Let $f \in C[a,b]$ be a function whose derivative exists on $(a,b)$. Suppose $f$ is to be evaluated at $x_0$
in $(a,b)$, but instead of computing the actual value $f(x_0)$, the approximate value,
$\hat f(x_0)$, is the actual
value of $f$ at $x_0 + \epsilon $, that is, $\hat f^~(x_0 ) = f(x_0 + \epsilon)$.
Use the Mean Value Theorem to estimate the absolute error $|f(x_0 )−\hat f(x_0 )|$ and the relative
error $|f(x_0 )−\hat f(x_0 )|/|f(x_0)|$, assuming $f(x_0 ) \neq 0$.
Here's what I tried:
Absolute error:
$|f(x_0 )−\hat f(x_0 )|=|f(x_0)-f(x_0+\epsilon)|=|f'(c)|\,\epsilon\,$ where $c \in (x_0, x_0 + \epsilon)$.

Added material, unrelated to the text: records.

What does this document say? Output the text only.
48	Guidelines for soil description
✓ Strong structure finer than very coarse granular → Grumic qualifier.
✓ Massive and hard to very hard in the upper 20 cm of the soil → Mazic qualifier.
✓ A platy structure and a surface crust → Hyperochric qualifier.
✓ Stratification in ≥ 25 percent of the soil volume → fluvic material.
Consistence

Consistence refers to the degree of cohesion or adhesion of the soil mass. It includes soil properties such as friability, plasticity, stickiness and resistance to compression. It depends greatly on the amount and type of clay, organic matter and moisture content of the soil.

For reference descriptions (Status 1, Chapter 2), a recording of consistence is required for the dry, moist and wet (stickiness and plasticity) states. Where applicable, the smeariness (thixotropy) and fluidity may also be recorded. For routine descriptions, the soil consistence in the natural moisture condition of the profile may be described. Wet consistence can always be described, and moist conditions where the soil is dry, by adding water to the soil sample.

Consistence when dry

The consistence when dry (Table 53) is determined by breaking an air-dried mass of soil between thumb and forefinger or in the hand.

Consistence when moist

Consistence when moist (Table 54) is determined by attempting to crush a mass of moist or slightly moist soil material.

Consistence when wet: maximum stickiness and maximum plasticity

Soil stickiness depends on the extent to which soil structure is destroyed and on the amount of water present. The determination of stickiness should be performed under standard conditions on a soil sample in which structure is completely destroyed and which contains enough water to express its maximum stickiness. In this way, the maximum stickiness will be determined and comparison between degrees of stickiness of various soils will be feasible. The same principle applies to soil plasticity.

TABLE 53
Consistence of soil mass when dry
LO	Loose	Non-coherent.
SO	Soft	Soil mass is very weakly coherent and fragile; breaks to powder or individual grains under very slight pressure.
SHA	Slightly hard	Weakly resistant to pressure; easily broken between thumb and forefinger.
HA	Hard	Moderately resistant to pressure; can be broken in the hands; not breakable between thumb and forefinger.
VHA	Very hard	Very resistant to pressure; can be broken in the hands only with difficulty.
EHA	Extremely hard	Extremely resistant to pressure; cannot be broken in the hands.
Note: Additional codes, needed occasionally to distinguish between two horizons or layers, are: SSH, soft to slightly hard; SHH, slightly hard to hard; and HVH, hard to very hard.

And relative error:$$\frac{|f'(c)|\epsilon}{|f(x_0)|}$$
where $c \in (x_0, x_0 + \epsilon)$.
I'm not sure if this is right, and if it is how do I find $c$.
Best Answer
You pretty much have the right idea. As you pointed out, $$\left|f(x_0)-f(x_0+\epsilon)\right|=\left|f^\prime(c)\right| \epsilon$$ for some $c$ in the interval $I = (x_0, x_0+\epsilon)$. Therefore, $$\left|f(x_0)-f(x_0+\epsilon)\right|\leq \epsilon \cdot \sup_{c\in I}\left|f^\prime(c)\right|.$$ Divide both sides by $|f(x_0)|$ to get a bound on the relative error.